What happened to Slattery at Baltimore Community High School was not unique. WJZ's media partner, the Baltimore Sun, took a close look at workman comp claims. They found last year nearly 300 claims were filed by school employees because of injuries received through assaults or altercations on the job.

"I wasn't defending myself because that's against the rules," Slattery said.

The report was so shocking to city leaders, they will hold hearings to look into the problem.

Insiders tell WJZ the real numbers are far worse because not all schools are reporting violence.

"That's absolutely the worst thing for a principal to have on their watch. The city does not want to talk about it. There's a culture of silence wrapped around this," Slattery said.

WJZ wanted to know if this really is happening so we asked the head of the principals' union if there's pressure not to report incidents.

"Principals are in a catch 22. If they report the incidents, they can be considered a persistently dangerous school and that consideration--having an impact on their evaluation--that has an impact on their salaries. Our principals want to do right but in some cases, it could jeopardize them," said Jimmy Gittings, President of Public School Administrators and Supervisors Association, AFSA Local 25.

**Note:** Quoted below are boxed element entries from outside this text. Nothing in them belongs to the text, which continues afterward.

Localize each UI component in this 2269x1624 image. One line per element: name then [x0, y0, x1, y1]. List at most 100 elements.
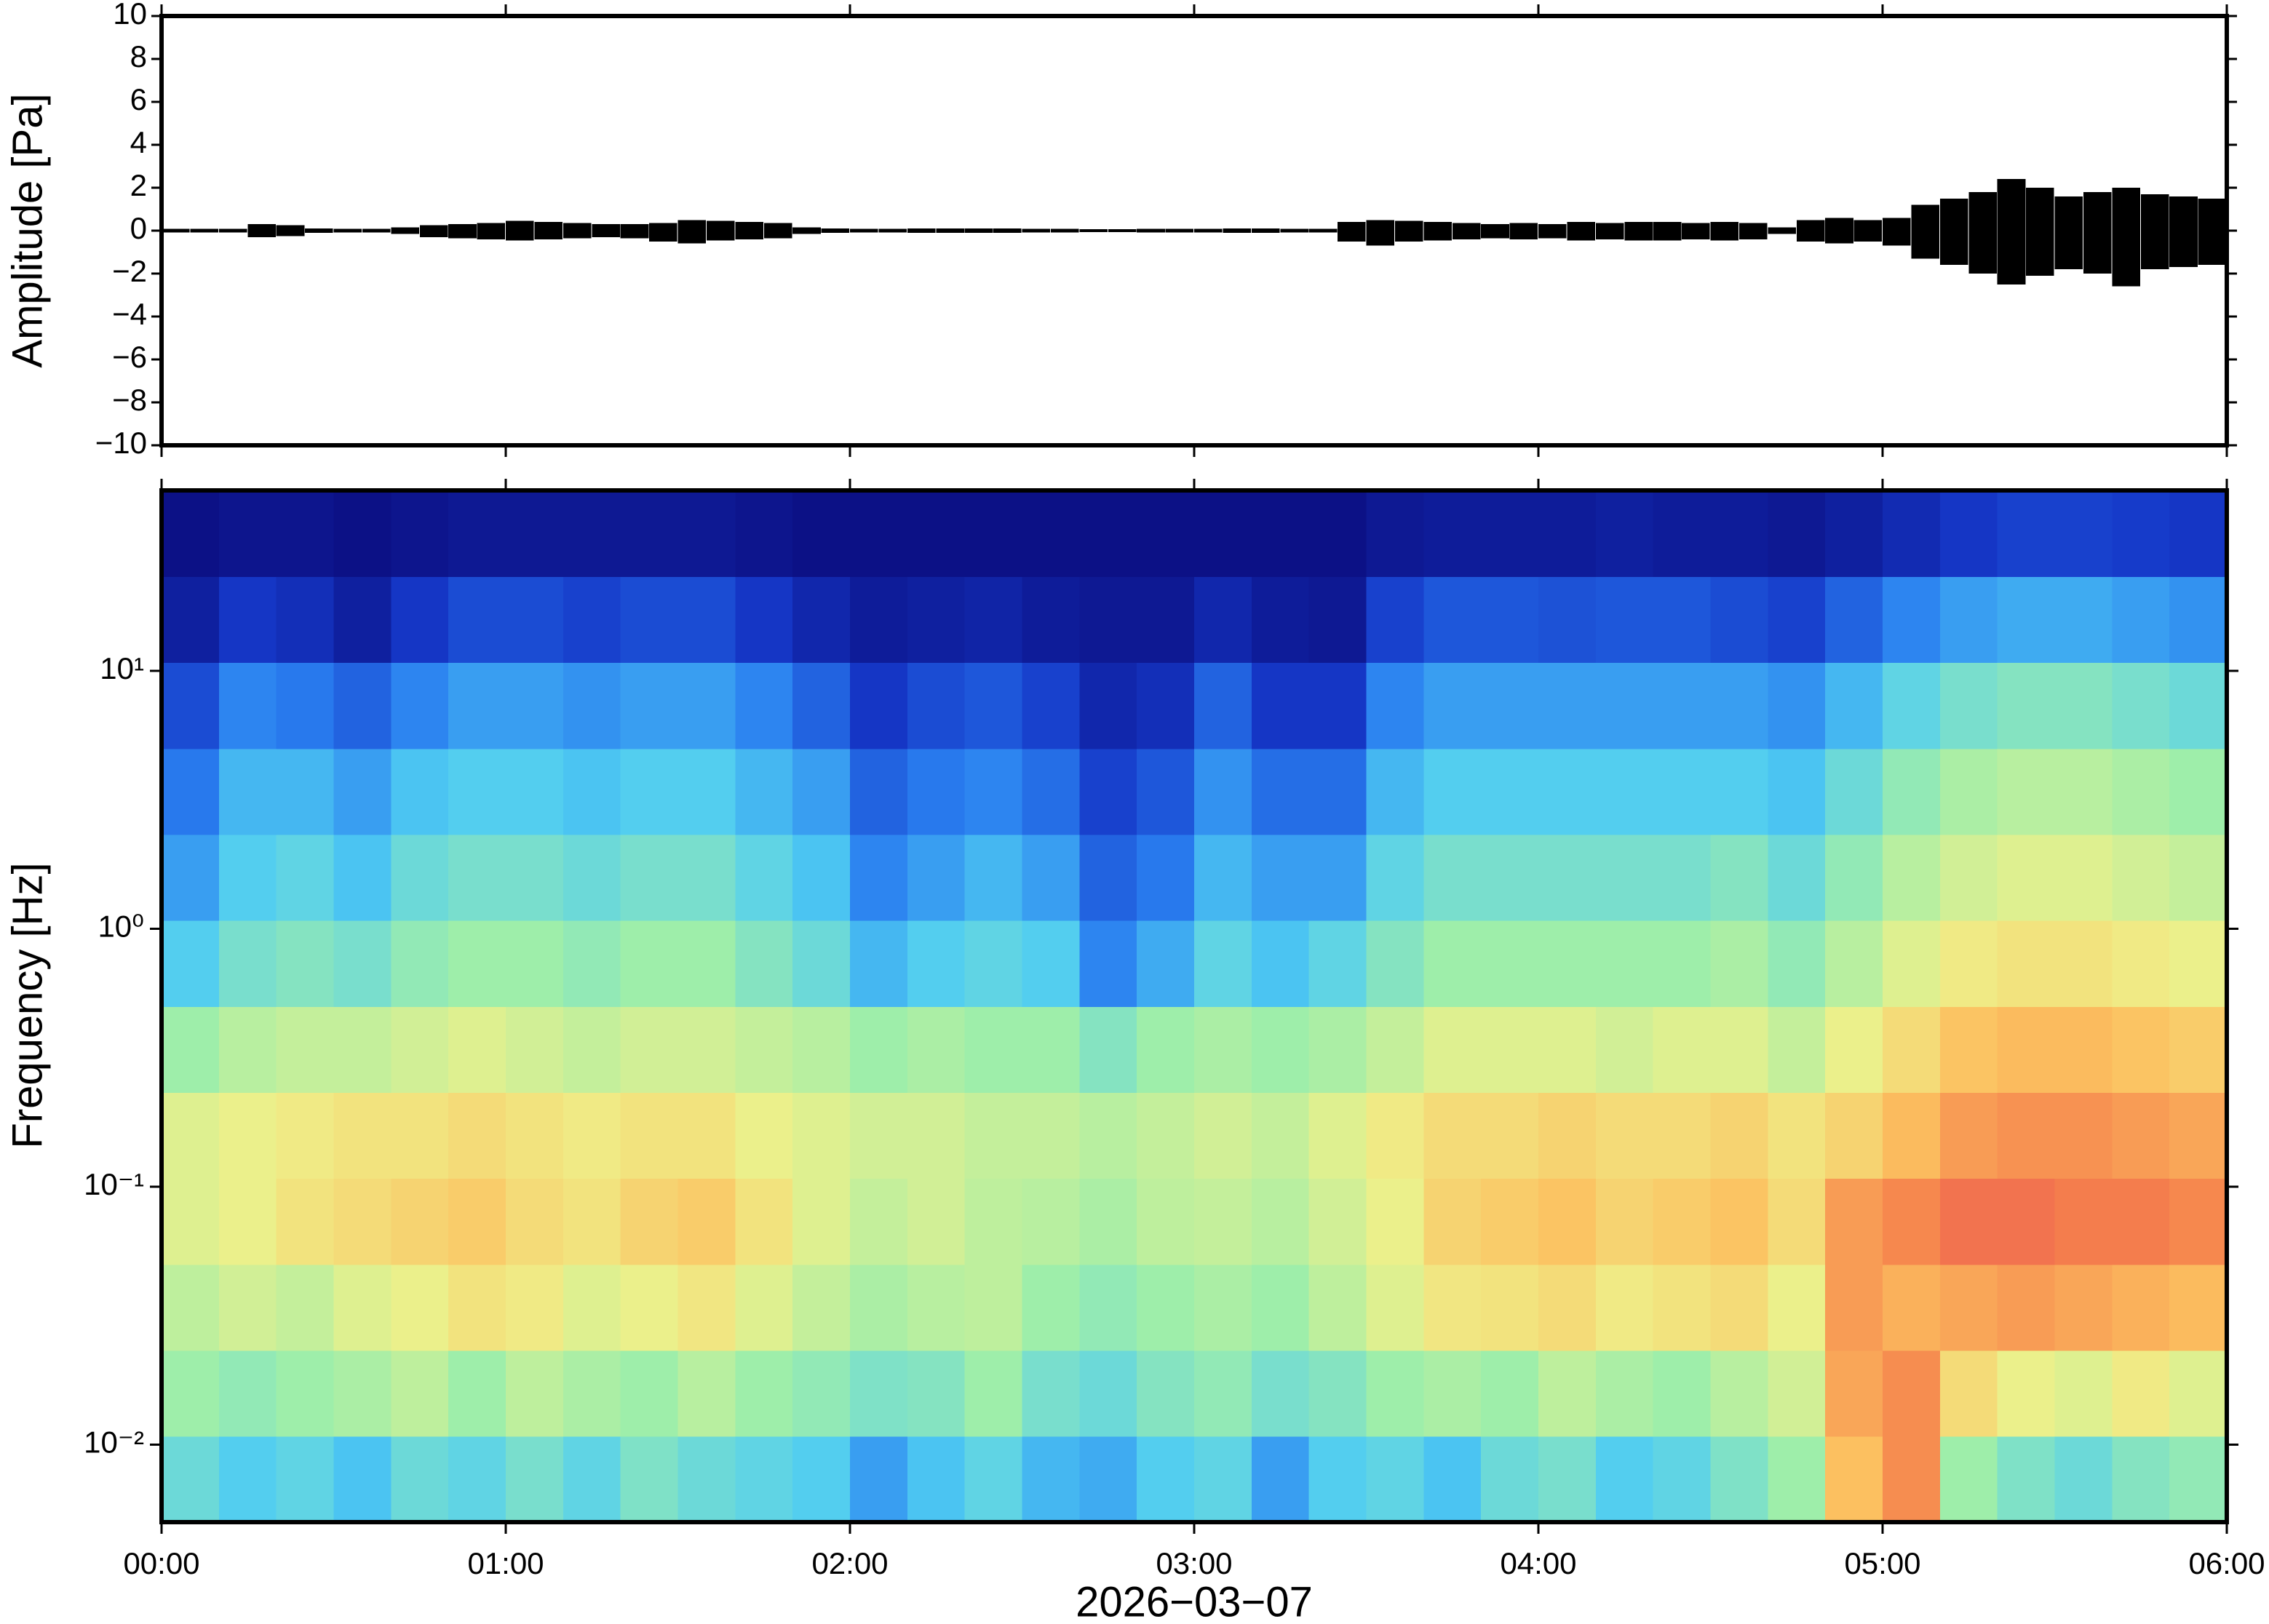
- y-tick-label: 0: [130, 211, 147, 245]
- spectrogram-cell: [391, 1264, 450, 1351]
- spectrogram-cell: [1710, 490, 1769, 578]
- spectrogram-cell: [1481, 1092, 1539, 1179]
- spectrogram-cell: [792, 1006, 851, 1094]
- spectrogram-cell: [333, 1006, 392, 1094]
- spectrogram-cell: [2169, 920, 2228, 1007]
- spectrogram-cell: [2112, 490, 2171, 578]
- spectrogram-cell: [333, 1350, 392, 1437]
- spectrogram-cell: [1997, 1350, 2056, 1437]
- spectrogram-cell: [964, 1436, 1023, 1523]
- spectrogram-cell: [333, 490, 392, 578]
- waveform-envelope: [1452, 223, 1481, 239]
- spectrogram-cell: [1366, 661, 1425, 749]
- spectrogram-cell: [1137, 661, 1195, 749]
- spectrogram-cell: [1710, 661, 1769, 749]
- spectrogram-cell: [2112, 576, 2171, 663]
- spectrogram-cell: [1825, 920, 1883, 1007]
- spectrogram-cell: [1194, 1350, 1252, 1437]
- waveform-envelope: [1022, 228, 1051, 233]
- spectrogram-cell: [620, 661, 679, 749]
- spectrogram-cell: [1022, 1436, 1081, 1523]
- spectrogram-cell: [1710, 1177, 1769, 1265]
- spectrogram-cell: [1710, 1264, 1769, 1351]
- spectrogram-cell: [1079, 661, 1138, 749]
- waveform-envelope: [1308, 228, 1338, 233]
- spectrogram-cell: [1883, 1092, 1941, 1179]
- spectrogram-cell: [1883, 576, 1941, 663]
- x-tick-label: 03:00: [1156, 1546, 1232, 1580]
- spectrogram-cell: [448, 748, 506, 835]
- spectrogram-cell: [1481, 920, 1539, 1007]
- spectrogram-cell: [1939, 661, 1998, 749]
- spectrogram-cell: [391, 834, 450, 921]
- spectrogram-cell: [1137, 1436, 1195, 1523]
- spectrogram-cell: [1653, 1264, 1712, 1351]
- spectrogram-cell: [2054, 1092, 2113, 1179]
- waveform-envelope: [2112, 188, 2140, 287]
- waveform-envelope: [763, 223, 792, 239]
- spectrogram-cell: [2169, 1264, 2228, 1351]
- spectrogram-cell: [448, 1350, 506, 1437]
- spectrogram-cell: [1366, 1092, 1425, 1179]
- y-tick-label: 10⁻²: [84, 1425, 144, 1459]
- spectrogram-cell: [2169, 1436, 2228, 1523]
- spectrogram-cell: [1481, 661, 1539, 749]
- spectrogram-cell: [1022, 1177, 1081, 1265]
- spectrogram-cell: [850, 1350, 908, 1437]
- spectrogram-cell: [1137, 748, 1195, 835]
- spectrogram-cell: [218, 1177, 277, 1265]
- spectrogram-cell: [391, 1092, 450, 1179]
- spectrogram-cell: [1997, 1436, 2056, 1523]
- y-tick-label: −6: [112, 340, 147, 374]
- spectrogram-cell: [506, 1092, 564, 1179]
- spectrogram-cell: [1653, 748, 1712, 835]
- waveform-envelope: [1509, 223, 1538, 239]
- spectrogram-cell: [1768, 1436, 1827, 1523]
- spectrogram-cell: [1194, 834, 1252, 921]
- spectrogram-cell: [1079, 1177, 1138, 1265]
- spectrogram-cell: [620, 490, 679, 578]
- waveform-envelope: [2140, 194, 2169, 270]
- spectrogram-cell: [1022, 748, 1081, 835]
- spectrogram-cell: [1538, 490, 1597, 578]
- spectrogram-cell: [1308, 1092, 1367, 1179]
- spectrogram-cell: [1997, 1092, 2056, 1179]
- spectrogram-cell: [620, 920, 679, 1007]
- spectrogram-cell: [677, 576, 736, 663]
- spectrogram-cell: [1251, 1264, 1310, 1351]
- spectrogram-cell: [1079, 1006, 1138, 1094]
- spectrogram-cell: [792, 576, 851, 663]
- waveform-envelope: [821, 228, 850, 233]
- spectrogram-cell: [1653, 661, 1712, 749]
- spectrogram-cell: [563, 1350, 621, 1437]
- spectrogram-cell: [448, 1006, 506, 1094]
- spectrogram-cell: [162, 920, 220, 1007]
- spectrogram-cell: [333, 1436, 392, 1523]
- waveform-envelope: [1165, 228, 1194, 233]
- waveform-envelope: [1624, 222, 1653, 241]
- spectrogram-cell: [276, 661, 335, 749]
- waveform-envelope: [2054, 196, 2083, 270]
- spectrogram-cell: [620, 576, 679, 663]
- waveform-envelope: [1796, 220, 1825, 242]
- spectrogram-cell: [1939, 1350, 1998, 1437]
- spectrogram-cell: [907, 920, 966, 1007]
- spectrogram-cell: [276, 748, 335, 835]
- spectrogram-cell: [1022, 1006, 1081, 1094]
- spectrogram-cell: [1194, 1177, 1252, 1265]
- spectrogram-cell: [563, 1177, 621, 1265]
- waveform-envelope: [477, 223, 506, 239]
- waveform-envelope: [1079, 229, 1108, 232]
- waveform-envelope: [936, 228, 964, 233]
- waveform-envelope: [1825, 218, 1853, 244]
- spectrogram-cell: [162, 1436, 220, 1523]
- spectrogram-cell: [1939, 1092, 1998, 1179]
- spectrogram-cell: [1538, 1092, 1597, 1179]
- spectrogram-cell: [1939, 834, 1998, 921]
- spectrogram-cell: [506, 920, 564, 1007]
- spectrogram-cell: [677, 1436, 736, 1523]
- spectrogram-cell: [964, 661, 1023, 749]
- waveform-envelope: [649, 223, 677, 242]
- x-tick-label: 04:00: [1500, 1546, 1576, 1580]
- spectrogram-cell: [1939, 1006, 1998, 1094]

But when WJZ questioned Interim City Schools Superintendent Tisha Edwards, she told a different story, acknowledging there is violence but denying a culture of silence.

"We're always aware of any time there's an incidence of violence in our schools. This issue of not reporting is something that we don't condone and I just don't believe that about my principals," she said.

But everyone agrees that teachers are being attacked and it's got to stop.

"We need to have an open conversation about the amount of violence. There is entirely too much violence. It's an epidemic," Slattery said.

WJZ will stay on this story as top city leaders work to keep teachers safe in the classroom.